Put another way, we can use diversity versus concentration as a proxy for the tension between active and passive strategies. Exhibit 2 depicts the historically tight relationship between the average US equity manager and a diversity-weighted US equity index when comparing each against a traditional cap-weighted US equity index. These two sets of relative performance (that is, the average equity manager vs. a cap-weighted index and a diversity-weighted index vs. a cap-weighted index) have a 70% correlation.

Perhaps unsurprisingly, periods in which traditional passive has grown extremely expensive have historically been followed by superior performance from active strategies (Exhibit 2).

3

Active versus active: Lessons from the last great rotation to value

History tells us that as traditional passive leadership continues to give way to more diversified strategies, we should expect a shift in the types of active strategies that could lead in the coming years.

During the last strong rotation to value at the end of the dot-com bubble, active management was completely upended: US equity mutual funds that had produced top-decile performance in the three-year period through March 2000 proceeded to lag the broad US equity market during the subsequent five years (Exhibit 3).

4

Our View

Passive equity strategies surged in popularity over the recent historically long bull market, and now account for more assets under management than active equity strategies2. Yet the entire premise of passive investing—which is that passive investors can benefit from the market efficiency produced by the allocation decisions of active investors—has begun to reveal its inherent limitations as traditional passive has outgrown active. And history shows that this is not an isolated phenomenon. The concept continues to be self-defeating on a cyclical basis as passive strategies gravitate toward inefficient concentration and grow top-heavy and expensive. Active strategies, meanwhile, can still make efficient decisions about where to invest their capital.

The final entry in this series—Has Value’s Run Just Begun? Part 5: The Value in Rising Rates—explores how the history of rising interest rates has impacted value and other factors.

Glossary

Active management: Active managers aim to outperform a specific index, or benchmark. An active manager will continuously monitor and make changes to investments in an attempt to maximise returns.

Bull market: A bull market refers to a market environment in which prices are generally rising (or are expected to rise) and investor confidence is high.

Dot-com bubble: The dot-com bubble was a period during the late 1990s that coincided with the rapid growth and adoption of the internet. Speculation in the shares of internet-related companies resulted in a stock-market bubble that ultimately began to collapse in early 2000.

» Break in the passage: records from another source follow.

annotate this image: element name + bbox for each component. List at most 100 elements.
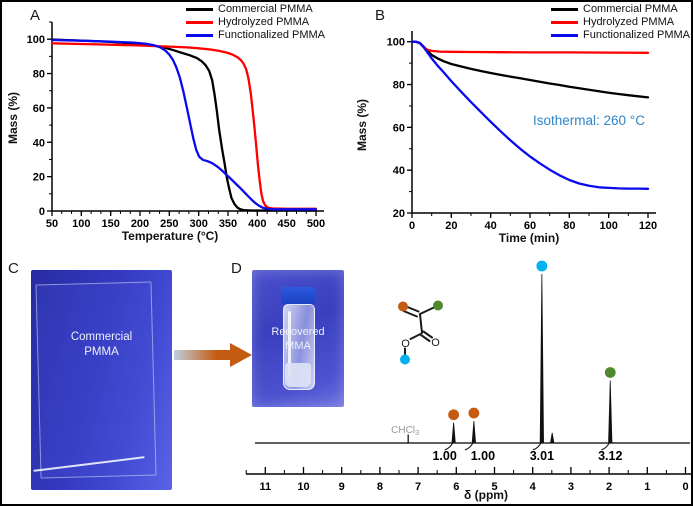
tick-label: 250 (160, 218, 178, 230)
chart-b-xlabel: Time (min) (498, 231, 560, 245)
carbonyl-double-bond-1 (422, 330, 433, 339)
tick-label: 450 (277, 218, 295, 230)
legend-label: Functionalized PMMA (218, 29, 325, 41)
tick-label: 100 (27, 34, 45, 46)
tick-label: 100 (599, 220, 617, 232)
methyl-dot (433, 300, 443, 311)
legend-item: Hydrolyzed PMMA (186, 16, 325, 29)
acrylic-sheet (35, 281, 157, 479)
commercial-pmma-photo: Commercial PMMA (31, 270, 172, 490)
photo-c-caption-line1: Commercial (70, 331, 133, 343)
carbonyl-double-bond-2 (420, 334, 431, 342)
integral-mark (532, 440, 543, 451)
series-hydrolyzed (410, 40, 650, 54)
methyl-bond (419, 305, 437, 315)
vial-reflection (288, 311, 291, 377)
photo-d-caption-line2: MMA (285, 340, 311, 353)
tick-label: 0 (409, 220, 415, 232)
tick-label: 0 (682, 481, 688, 493)
tick-label: 40 (33, 137, 45, 149)
series-functionalized (410, 40, 650, 190)
legend-item: Hydrolyzed PMMA (551, 16, 690, 29)
tick-label: 350 (219, 218, 237, 230)
nmr-peak (550, 432, 555, 444)
tick-label: 50 (46, 218, 58, 230)
photo-d-caption: Recovered MMA (252, 325, 344, 354)
tick-label: 10 (297, 481, 309, 493)
chart-a-ylabel: Mass (%) (6, 92, 20, 145)
nmr-peak (471, 420, 477, 444)
methylene-dot (398, 301, 408, 312)
legend-swatch-hydrolyzed (186, 21, 213, 24)
vial-cap (281, 287, 315, 304)
axes: 50 100 150 200 250 300 350 400 450 500 0 20 40 60 80 10… (27, 21, 325, 230)
tick-label: 150 (101, 218, 119, 230)
tick-label: 8 (377, 481, 383, 493)
panel-b-label: B (375, 7, 386, 24)
legend-item: Functionalized PMMA (186, 29, 325, 42)
recovered-mma-photo: Recovered MMA (252, 270, 344, 407)
legend-label: Commercial PMMA (583, 3, 678, 15)
nmr-peak (539, 273, 544, 444)
integral-mark (464, 440, 475, 451)
assignment-dot (604, 367, 616, 378)
legend-item: Commercial PMMA (551, 3, 690, 16)
process-arrow (174, 343, 252, 367)
tick-label: 2 (606, 481, 612, 493)
isothermal-annotation: Isothermal: 260 °C (533, 113, 645, 128)
tick-label: 400 (248, 218, 266, 230)
solvent-label: CHCl3 (391, 425, 419, 437)
assignment-dot (536, 260, 548, 272)
legend-swatch-functionalized (186, 34, 213, 37)
legend-swatch-commercial (186, 8, 213, 11)
vial-body (283, 304, 315, 390)
panel-d-label: D (231, 260, 242, 277)
tick-label: 20 (445, 220, 457, 232)
axes: 0 20 40 60 80 100 120 20 40 60 80 100 (387, 31, 657, 232)
tick-label: 120 (639, 220, 657, 232)
photo-d-caption-line1: Recovered (271, 326, 325, 338)
panel-a-label: A (30, 7, 41, 24)
nmr-xlabel: δ (ppm) (464, 488, 508, 502)
tick-label: 20 (393, 208, 405, 220)
chart-b-ylabel: Mass (%) (355, 99, 369, 152)
nmr-axis: 11 10 9 8 7 6 5 4 3 2 1 0 (245, 467, 691, 493)
tick-label: 100 (387, 37, 405, 49)
tick-label: 11 (259, 481, 271, 493)
photo-c-caption: Commercial PMMA (31, 330, 172, 360)
tick-label: 1 (644, 481, 650, 493)
integration-value: 3.12 (598, 449, 622, 463)
chart-a-xlabel: Temperature (°C) (121, 229, 219, 243)
tick-label: 80 (33, 69, 45, 81)
chart-b-legend: Commercial PMMA Hydrolyzed PMMA Function… (551, 3, 690, 42)
integration-value: 1.00 (471, 449, 495, 463)
tick-label: 7 (415, 481, 421, 493)
legend-item: Commercial PMMA (186, 3, 325, 16)
integration-value: 3.01 (530, 449, 554, 463)
vinyl-double-bond-2 (402, 310, 418, 318)
ester-oxygen-label: O (401, 338, 410, 350)
nmr-peak (608, 380, 613, 444)
legend-swatch-hydrolyzed (551, 21, 578, 24)
tick-label: 60 (393, 122, 405, 134)
tick-label: 80 (393, 80, 405, 92)
tick-label: 3 (568, 481, 574, 493)
tick-label: 500 (307, 218, 325, 230)
series-hydrolyzed (50, 42, 318, 210)
molecule-bonds (402, 305, 437, 356)
tick-label: 0 (39, 206, 45, 218)
vial-liquid (285, 363, 311, 387)
methoxy-dot (400, 354, 410, 365)
legend-label: Functionalized PMMA (583, 29, 690, 41)
assignment-dot (448, 409, 460, 421)
tga-isothermal-chart: 0 20 40 60 80 100 120 20 40 60 80 100 (387, 31, 657, 232)
integral-mark (444, 440, 455, 451)
tick-label: 60 (33, 103, 45, 115)
legend-label: Hydrolyzed PMMA (583, 16, 675, 28)
photo-c-caption-line2: PMMA (84, 345, 119, 358)
tick-label: 100 (72, 218, 90, 230)
integration-value: 1.00 (432, 449, 456, 463)
carbonyl-oxygen-label: O (431, 337, 440, 349)
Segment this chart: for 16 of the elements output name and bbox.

Passive index strategy: A passive index investment strategy generally uses the constituents of an index to dictate the investment portfolio’s composition. Market-capitalisation-weighted indexes served as the basis for the first passive strategies and remain the most popular type.

Rotation: Rotation is the movement of capital from one group of shares, sectors or investment styles to another as investors anticipate the next stage of the economic cycle.

Value: Value stocks are those that are considered to be cheap and are trading for less than they are worth.

Index Definitions

Russell 1000 Index: The Russell 1000 Index includes 1,000 of the largest U.S. equity securities based on market cap and current index membership; it is used to measure the activity of the U.S. large-cap equity market.

S&P 500 Index: The S&P 500 Index Index is an unmanaged market-capitalization-weighted index comprising 500 of the largest publicly traded U.S. companies and is considered representative of the broad US stock market.